And here it comes again as every year, Google Summer of Code!
As usual, I will be working for Apache Pig also this summer. However, I will be working from the other side of the fence this time: I will be mentoring!
As I have already graduated and I am no more a student (shock!) I cannot take part as a student (no way!). So I decided to mentor.
- Pro: you need much less time to mentor compared to being a student.
- Con: you don’t learn as much, nor have as much fun, nor get the same recognition, nor get paid as much. 😉
However, the great thing about mentoring is that you propose ideas you would like to see realized in the project, and then students make them real!
Indeed, the project I am mentoring this year is about an idea I had some while ago.
It happens very often (to me and to my colleagues as well) to have a list of tuples and to need to attach a unique number to it.
For example when creating the lexicon for a collection of documents you have a list of unique words appearing in the collection, and you want to transform each word into a numerical id to reduce memory usage and ease later processing.
A while ago I implemented a MapReduce algorithm for this task that scales very well (i.e. no single reducer that does all the work).
However this same problem comes up very often and it is cumbersome to fit a MR job in the middle of a Pig pipeline while you are building the script in an iterative way (read: you don’t know what you are doing), especially because the code I wrote is not general enough to be applied as is, so each time I need to customize it a bit.
“Indeed, why the hell Pig does not do it already?” was my reaction. So PIG-2353 was born.

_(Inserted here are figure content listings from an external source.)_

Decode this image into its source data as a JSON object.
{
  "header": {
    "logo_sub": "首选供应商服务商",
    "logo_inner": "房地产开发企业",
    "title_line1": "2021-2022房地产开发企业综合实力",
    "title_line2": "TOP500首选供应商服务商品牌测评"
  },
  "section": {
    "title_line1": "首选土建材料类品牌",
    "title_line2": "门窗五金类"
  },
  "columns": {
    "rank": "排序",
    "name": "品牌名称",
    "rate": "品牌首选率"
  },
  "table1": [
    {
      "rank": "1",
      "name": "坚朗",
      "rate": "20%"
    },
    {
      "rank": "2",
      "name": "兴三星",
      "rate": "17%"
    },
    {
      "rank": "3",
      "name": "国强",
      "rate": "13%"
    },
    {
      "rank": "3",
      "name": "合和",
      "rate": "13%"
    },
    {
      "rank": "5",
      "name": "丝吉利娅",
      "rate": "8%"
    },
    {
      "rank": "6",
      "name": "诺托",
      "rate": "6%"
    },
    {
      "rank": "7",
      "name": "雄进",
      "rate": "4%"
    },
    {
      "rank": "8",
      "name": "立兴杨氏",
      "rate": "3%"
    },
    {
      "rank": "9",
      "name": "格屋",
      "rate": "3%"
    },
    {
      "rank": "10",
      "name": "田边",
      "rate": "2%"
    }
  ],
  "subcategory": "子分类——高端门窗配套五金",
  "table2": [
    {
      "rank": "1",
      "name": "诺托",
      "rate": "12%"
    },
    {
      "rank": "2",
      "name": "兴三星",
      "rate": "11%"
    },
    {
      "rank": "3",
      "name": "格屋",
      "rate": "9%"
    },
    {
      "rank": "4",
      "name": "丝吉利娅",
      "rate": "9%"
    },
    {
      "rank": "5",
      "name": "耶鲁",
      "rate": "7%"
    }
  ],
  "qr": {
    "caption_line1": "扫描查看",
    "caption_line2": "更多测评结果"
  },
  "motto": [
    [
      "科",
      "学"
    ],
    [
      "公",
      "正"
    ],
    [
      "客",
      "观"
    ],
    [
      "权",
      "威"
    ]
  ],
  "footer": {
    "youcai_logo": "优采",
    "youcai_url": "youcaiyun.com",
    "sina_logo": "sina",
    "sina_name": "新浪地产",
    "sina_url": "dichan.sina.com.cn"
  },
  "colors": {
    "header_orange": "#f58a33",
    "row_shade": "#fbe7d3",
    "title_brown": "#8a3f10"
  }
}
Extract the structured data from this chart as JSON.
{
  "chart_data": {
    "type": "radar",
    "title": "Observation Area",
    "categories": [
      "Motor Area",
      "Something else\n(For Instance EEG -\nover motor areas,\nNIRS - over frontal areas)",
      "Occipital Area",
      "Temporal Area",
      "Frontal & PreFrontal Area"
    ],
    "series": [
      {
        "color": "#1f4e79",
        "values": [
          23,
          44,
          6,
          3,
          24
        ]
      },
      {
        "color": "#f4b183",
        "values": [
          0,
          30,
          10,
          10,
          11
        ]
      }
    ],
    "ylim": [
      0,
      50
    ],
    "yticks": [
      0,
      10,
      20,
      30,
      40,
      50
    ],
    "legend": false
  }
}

PIG-2353 is quite a stretch for a night’s coding, so it stayed there for a while. Until an interested student got interested in it for GSoC. Enter Allan Avendaño.
You can follow Allan’s progress also on his blog.
He has already got his first patch in (PIG-2583) and started working on the main project this week.
I expect great stuff coming out of this project!
I am ready for a great summer, “flipping bits not burgers”.